Home was far away, but every step took him closer to Cass, closer to the baby, closer to rainy evenings by the fire, mornings on the farm, closer to the smell of fresh hay and the sound of scythes swishing again and again across the fields… and further away from the desert and its infernal doors, and thus every step became just a tiny, tiny bit lighter.

He passed through the White Crane, where Curolo was minus his trousers in the kitchen and so addled with ruby ale that he didn’t recognize his own hand in front of his face. Harden relieved him of his dusty alchemical supplies, selling them for better boots in the nearby village, though he did leave behind the packets of medicinal salve that he assumed the dwarf would be needing.

 He passed the spot in the woods where they had buried Lenzo, and found the shallow grave no longer occupied. After the initial panic, he reasoned that scavengers were most likely to blame, but jogged out of the woods at a healthy pace just in case, listening hard for anything vaguely wolfish, leaving behind him at the grave seven gold coins: six to settle a debt, and one to help pay the ferryman, the way his Gran had taught him.

He went to the Guild in the capital, where he saw Cat-Bum arguing with another mage about something arcane and no doubt beyond the ken of mortal man while trying to surreptitiously hike up her flimsy jeweled bra. She did not deign to notice him. He marched up the stairs to his contract manager, and asked politely but firmly for an address. He made his way across town to a small, dark house, beat on the door until it cracked open, and thrust the map and directions at the slice of pale, underdone face that appeared, followed by some advice to get a dog, a girlfriend, and a different hobby, preferably one out in the fresh air.
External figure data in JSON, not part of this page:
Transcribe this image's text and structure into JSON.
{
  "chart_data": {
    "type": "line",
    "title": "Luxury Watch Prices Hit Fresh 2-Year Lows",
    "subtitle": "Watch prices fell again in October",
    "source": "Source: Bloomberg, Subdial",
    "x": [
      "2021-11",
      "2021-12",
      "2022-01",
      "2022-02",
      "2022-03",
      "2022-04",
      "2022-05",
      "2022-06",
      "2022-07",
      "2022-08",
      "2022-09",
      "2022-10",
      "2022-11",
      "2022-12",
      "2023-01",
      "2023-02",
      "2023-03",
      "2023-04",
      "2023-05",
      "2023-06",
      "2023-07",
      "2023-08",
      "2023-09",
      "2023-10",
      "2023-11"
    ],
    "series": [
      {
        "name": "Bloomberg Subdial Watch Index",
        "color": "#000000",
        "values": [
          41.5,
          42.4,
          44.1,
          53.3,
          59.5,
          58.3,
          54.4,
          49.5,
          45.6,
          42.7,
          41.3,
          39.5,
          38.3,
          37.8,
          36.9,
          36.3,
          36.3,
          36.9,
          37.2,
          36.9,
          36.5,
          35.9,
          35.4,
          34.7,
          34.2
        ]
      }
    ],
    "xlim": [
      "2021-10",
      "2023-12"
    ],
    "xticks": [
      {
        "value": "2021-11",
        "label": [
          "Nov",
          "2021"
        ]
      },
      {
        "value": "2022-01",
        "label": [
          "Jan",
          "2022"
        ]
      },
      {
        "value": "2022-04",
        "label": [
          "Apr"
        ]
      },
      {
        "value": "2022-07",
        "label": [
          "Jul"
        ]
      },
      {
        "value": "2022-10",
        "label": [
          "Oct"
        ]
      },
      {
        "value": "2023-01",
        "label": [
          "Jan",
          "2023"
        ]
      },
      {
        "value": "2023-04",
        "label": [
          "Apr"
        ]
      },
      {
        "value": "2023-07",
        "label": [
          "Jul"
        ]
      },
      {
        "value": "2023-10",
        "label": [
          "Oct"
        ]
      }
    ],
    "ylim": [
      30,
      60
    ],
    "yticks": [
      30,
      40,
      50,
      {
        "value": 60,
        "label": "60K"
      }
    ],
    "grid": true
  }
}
Harden then went home, hung his sword and shield on the wall, and held his wife and daughter for a long time. That’s where his story really begins, he would always tell people, and it was true – Harden had many adventures over his many long years, exactly none of them involving mysterious doors in the desert.  

Because that’s the thing about life: the choices are all around you. You make them, they make you, round and round, passing through door after door… and in the end, may we all be so fortunate as to make the Fourth Choice, and arrive back home in good time, with good boots on our feet and good tales in our mouths, and hang our swords and shields on the wall to gather dust.